The critical question is what belongs to God? Or rather is there anything that doesn't belong to God? To a Jew or an early Christian there was only one world and it belonged wholly to God. There was only one ruler and that was God - everyone else was, at best, a servant of God. The state was only a dependent and provisional reality - answerable to God. Although Caesar may imagine that he owns this coinage, or this land, or anything... and we Jews, in order to stay alive pay lip service to this illusion of Caesar's... the truth is, as the scriptures have long proclaimed, that everything - every ruler, political system, community, individual... belongs to God and is accountable to God.

 

The meaning of this passage is therefore that followers of Jesus, while maintaining the appearance of compliant loyalty to the Roman authorities were to hold fast to a higher allegiance that recognised ultimately all earthly forms of government to be exploitative, idolatrous, and deluded.

 

Jesus, like many of his pharisaic contemporaries, is advocating covert civil disobedience, here taking the form of dramatic illusion: a coin with neither power nor authority is returned to a government with neither power nor authority.

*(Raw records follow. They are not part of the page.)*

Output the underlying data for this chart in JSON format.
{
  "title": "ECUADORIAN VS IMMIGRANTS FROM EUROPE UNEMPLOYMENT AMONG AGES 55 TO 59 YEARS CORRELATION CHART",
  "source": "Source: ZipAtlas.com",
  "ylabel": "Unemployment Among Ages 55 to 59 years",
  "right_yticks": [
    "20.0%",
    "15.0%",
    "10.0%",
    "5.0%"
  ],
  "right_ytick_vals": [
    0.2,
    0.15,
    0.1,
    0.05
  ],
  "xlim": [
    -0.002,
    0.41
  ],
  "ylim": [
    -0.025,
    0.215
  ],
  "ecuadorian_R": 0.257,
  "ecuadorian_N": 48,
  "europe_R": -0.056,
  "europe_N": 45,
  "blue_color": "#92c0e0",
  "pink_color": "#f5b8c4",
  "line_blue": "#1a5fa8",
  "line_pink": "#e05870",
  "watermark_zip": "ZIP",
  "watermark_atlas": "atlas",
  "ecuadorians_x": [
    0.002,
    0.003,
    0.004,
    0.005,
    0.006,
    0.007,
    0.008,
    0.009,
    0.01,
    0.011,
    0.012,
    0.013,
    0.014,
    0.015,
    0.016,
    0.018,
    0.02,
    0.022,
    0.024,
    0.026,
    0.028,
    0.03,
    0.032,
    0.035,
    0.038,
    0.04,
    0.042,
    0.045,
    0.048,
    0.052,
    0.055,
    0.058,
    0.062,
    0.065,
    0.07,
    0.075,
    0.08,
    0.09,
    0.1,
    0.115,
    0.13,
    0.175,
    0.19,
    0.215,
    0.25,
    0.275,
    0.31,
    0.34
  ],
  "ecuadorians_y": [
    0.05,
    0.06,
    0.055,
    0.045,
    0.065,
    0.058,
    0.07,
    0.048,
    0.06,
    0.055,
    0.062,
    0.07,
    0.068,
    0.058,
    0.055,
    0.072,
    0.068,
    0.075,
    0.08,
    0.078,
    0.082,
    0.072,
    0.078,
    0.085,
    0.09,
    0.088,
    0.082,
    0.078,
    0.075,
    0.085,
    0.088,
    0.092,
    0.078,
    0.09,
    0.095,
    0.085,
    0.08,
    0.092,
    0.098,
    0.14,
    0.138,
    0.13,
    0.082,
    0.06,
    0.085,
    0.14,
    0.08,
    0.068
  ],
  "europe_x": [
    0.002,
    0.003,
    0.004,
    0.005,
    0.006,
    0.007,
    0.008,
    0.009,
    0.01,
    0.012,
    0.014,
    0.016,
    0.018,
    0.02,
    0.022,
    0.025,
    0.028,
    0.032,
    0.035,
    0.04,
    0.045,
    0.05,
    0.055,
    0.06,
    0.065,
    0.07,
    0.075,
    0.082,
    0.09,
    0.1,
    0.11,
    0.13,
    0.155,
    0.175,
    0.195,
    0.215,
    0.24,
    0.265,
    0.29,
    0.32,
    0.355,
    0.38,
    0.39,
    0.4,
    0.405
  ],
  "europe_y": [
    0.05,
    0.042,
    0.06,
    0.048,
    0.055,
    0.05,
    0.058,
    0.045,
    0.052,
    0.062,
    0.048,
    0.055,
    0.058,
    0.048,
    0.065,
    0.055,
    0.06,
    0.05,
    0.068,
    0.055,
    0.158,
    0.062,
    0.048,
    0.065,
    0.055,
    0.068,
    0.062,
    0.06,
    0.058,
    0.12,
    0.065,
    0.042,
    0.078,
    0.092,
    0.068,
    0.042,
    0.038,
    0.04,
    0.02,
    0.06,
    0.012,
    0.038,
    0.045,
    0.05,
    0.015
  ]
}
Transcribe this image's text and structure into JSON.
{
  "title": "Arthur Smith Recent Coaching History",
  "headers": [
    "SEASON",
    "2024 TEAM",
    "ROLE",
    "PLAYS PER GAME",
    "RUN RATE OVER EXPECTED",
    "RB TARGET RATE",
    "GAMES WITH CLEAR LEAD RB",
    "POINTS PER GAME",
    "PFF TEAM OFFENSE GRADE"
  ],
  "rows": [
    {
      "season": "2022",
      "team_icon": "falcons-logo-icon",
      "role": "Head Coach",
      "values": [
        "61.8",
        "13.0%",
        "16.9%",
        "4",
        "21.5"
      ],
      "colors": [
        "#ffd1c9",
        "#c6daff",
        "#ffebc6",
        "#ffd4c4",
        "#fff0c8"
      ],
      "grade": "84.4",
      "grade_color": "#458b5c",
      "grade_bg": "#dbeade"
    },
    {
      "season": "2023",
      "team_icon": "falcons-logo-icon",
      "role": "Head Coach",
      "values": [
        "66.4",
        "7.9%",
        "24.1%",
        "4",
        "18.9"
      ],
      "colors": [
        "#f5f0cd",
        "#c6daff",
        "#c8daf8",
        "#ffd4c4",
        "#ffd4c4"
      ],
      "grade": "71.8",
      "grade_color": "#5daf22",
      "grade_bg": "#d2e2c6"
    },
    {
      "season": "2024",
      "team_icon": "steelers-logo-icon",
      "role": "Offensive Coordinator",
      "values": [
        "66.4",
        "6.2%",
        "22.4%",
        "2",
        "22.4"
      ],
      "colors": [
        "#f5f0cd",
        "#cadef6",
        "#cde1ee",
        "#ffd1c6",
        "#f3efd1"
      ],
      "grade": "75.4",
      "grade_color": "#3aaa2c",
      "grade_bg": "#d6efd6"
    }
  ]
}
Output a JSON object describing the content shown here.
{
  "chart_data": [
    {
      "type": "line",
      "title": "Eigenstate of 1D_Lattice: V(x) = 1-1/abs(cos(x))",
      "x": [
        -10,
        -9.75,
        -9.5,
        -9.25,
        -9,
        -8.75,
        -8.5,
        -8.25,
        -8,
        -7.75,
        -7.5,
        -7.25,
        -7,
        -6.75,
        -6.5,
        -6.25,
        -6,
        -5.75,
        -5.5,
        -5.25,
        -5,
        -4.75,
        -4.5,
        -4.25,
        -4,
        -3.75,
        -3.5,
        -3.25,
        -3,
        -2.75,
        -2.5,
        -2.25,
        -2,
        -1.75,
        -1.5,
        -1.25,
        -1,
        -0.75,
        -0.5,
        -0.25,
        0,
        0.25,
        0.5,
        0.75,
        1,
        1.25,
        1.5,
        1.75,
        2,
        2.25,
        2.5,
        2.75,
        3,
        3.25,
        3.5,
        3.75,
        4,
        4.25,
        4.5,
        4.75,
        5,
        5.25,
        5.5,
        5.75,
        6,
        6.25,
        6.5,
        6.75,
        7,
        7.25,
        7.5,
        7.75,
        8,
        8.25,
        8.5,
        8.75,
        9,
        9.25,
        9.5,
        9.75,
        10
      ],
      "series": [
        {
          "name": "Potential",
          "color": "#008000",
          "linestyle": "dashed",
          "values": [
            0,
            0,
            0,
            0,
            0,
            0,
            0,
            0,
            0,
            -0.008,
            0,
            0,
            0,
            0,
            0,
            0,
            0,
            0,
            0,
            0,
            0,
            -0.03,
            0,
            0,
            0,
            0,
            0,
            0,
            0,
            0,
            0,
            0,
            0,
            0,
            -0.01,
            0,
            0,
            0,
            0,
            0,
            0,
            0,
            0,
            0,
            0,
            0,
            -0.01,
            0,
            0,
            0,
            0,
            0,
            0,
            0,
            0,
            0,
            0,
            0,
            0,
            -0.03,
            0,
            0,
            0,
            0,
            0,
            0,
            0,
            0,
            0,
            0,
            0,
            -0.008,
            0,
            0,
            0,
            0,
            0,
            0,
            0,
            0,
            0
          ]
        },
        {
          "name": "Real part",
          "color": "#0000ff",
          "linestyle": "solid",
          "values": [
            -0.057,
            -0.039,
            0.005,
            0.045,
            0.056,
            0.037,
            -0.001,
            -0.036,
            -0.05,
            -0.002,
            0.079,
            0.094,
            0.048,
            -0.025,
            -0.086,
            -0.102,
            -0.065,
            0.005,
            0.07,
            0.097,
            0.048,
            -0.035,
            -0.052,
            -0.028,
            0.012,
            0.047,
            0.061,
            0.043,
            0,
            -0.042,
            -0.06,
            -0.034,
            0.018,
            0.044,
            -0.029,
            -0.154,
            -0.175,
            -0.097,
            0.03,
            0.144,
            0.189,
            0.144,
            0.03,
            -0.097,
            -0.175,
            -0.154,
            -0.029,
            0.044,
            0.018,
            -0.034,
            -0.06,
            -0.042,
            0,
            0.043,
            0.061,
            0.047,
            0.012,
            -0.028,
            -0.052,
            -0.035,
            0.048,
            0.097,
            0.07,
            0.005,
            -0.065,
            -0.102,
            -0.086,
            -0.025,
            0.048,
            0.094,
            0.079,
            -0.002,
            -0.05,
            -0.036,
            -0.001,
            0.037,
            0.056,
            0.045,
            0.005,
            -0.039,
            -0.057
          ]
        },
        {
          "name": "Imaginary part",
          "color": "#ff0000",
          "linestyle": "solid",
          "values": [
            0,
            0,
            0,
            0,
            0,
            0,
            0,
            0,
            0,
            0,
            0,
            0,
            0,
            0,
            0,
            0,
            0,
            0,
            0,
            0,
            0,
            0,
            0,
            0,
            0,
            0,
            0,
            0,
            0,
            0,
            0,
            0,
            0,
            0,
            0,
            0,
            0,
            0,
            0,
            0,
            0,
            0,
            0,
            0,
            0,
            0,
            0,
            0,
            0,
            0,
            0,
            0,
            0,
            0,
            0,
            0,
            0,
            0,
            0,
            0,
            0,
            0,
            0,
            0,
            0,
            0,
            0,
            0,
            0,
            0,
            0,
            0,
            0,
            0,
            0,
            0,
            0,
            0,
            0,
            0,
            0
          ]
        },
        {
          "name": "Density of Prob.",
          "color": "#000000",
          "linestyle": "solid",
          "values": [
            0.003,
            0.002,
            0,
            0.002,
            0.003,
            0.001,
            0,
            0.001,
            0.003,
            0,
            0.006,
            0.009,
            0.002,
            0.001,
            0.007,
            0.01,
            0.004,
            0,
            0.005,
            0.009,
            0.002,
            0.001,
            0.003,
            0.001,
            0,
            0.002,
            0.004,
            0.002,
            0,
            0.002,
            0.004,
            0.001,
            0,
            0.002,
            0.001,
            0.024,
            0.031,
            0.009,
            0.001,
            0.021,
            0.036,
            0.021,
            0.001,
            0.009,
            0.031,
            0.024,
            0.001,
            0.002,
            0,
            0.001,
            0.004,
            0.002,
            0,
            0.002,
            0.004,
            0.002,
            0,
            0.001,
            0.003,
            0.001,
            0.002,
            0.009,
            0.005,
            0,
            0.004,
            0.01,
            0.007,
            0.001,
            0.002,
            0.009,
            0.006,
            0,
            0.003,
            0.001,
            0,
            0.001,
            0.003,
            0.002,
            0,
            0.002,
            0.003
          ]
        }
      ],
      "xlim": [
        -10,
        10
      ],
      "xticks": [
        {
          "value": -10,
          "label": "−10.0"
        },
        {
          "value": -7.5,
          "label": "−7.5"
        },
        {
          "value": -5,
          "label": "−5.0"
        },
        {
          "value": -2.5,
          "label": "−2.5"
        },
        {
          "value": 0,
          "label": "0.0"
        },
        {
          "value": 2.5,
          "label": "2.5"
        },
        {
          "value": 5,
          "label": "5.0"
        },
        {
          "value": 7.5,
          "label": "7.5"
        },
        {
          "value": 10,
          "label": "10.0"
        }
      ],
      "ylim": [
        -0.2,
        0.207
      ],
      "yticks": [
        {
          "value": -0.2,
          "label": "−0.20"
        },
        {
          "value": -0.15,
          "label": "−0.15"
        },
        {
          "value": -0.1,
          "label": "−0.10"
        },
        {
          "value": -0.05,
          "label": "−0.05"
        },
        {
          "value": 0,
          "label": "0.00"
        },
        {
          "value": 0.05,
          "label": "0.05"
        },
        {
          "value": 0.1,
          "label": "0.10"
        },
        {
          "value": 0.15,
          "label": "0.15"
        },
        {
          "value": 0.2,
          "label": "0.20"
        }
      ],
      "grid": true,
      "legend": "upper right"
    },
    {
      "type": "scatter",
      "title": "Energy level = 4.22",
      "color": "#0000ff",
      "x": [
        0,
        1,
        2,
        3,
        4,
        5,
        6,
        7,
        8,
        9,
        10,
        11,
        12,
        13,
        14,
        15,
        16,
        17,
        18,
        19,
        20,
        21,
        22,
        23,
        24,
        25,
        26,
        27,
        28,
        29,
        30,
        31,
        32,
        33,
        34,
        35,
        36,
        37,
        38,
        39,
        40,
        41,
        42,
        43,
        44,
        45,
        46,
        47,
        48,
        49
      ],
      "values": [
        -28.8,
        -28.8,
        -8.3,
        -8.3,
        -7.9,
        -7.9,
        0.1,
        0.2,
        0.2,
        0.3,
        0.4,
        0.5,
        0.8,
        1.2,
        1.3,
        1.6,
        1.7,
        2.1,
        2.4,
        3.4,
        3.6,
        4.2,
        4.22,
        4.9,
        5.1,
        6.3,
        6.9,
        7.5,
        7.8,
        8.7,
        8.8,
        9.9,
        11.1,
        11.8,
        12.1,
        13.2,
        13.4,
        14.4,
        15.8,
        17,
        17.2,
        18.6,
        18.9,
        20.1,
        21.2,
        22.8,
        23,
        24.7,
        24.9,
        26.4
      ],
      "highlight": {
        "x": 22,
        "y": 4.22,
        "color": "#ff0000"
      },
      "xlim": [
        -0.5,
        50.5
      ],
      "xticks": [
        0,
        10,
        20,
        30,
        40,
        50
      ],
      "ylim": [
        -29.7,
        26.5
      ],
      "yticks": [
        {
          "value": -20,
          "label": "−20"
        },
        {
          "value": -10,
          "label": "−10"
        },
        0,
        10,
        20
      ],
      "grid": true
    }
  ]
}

The public appearance of obedience is to be maintained only so that the faithful remain free to serve the true source of power and authority, God.

 

The challenge of this text for us today is to not be content with anything less than God's reign of justice and peace coming in our midst. Yes, at times we are to be ambiguous; at times we are to compromise; and at times we must keep our heads down. But this can never be at the cost of losing our vision and our belief in a changed world – a world that reflects the inclusive love of God.

 

I am indebted to Philip Culbertson 's A Word Fitly Spoken.

 

[i] Among the regular taxes mentioned in the sources are the head or capitation tax; the salt tax; the corvee ; the coronation or crown tax; the tax of one third of the grain produced in a field; the tax of one-half of the fruit of a tree; the estate tax; the revenues tax; the tax on movable property; the imperial gifts tax; the buying and selling tax; the crafts tax; the tax on dwellings in Jerusalem; the change of domain tax; the military defence tax; and numerous port duties, road and bridge tolls, not to mention fines and bribes.

 

[ii] The civil taxes are to be distinguished from the obligatory religious gifts and offerings. These obligatory gifts produced far less controversy within the Jewish community.

 

[iii] Refer to Josephus' Antiquities 17.32.

 

[iv] Deuteronomy 5:8 forbids the construction of any image, although there is of course debate regarding what this in fact means.

 

[v] What we have here is rather the sort of "trick" typical to rabbinic argument, that is, a clever learned argument in which equally matched opponents try to cause each other to falter in their logic. It was a way in which the "academics" of the period behaved with each other.

 

[vi] Hypocrite is not an adequate translation of the Greek hypokritai. The American Heritage Dictionary carries three possible meanings: a respected person, an impartial person, or a person who seeks simplistic answers.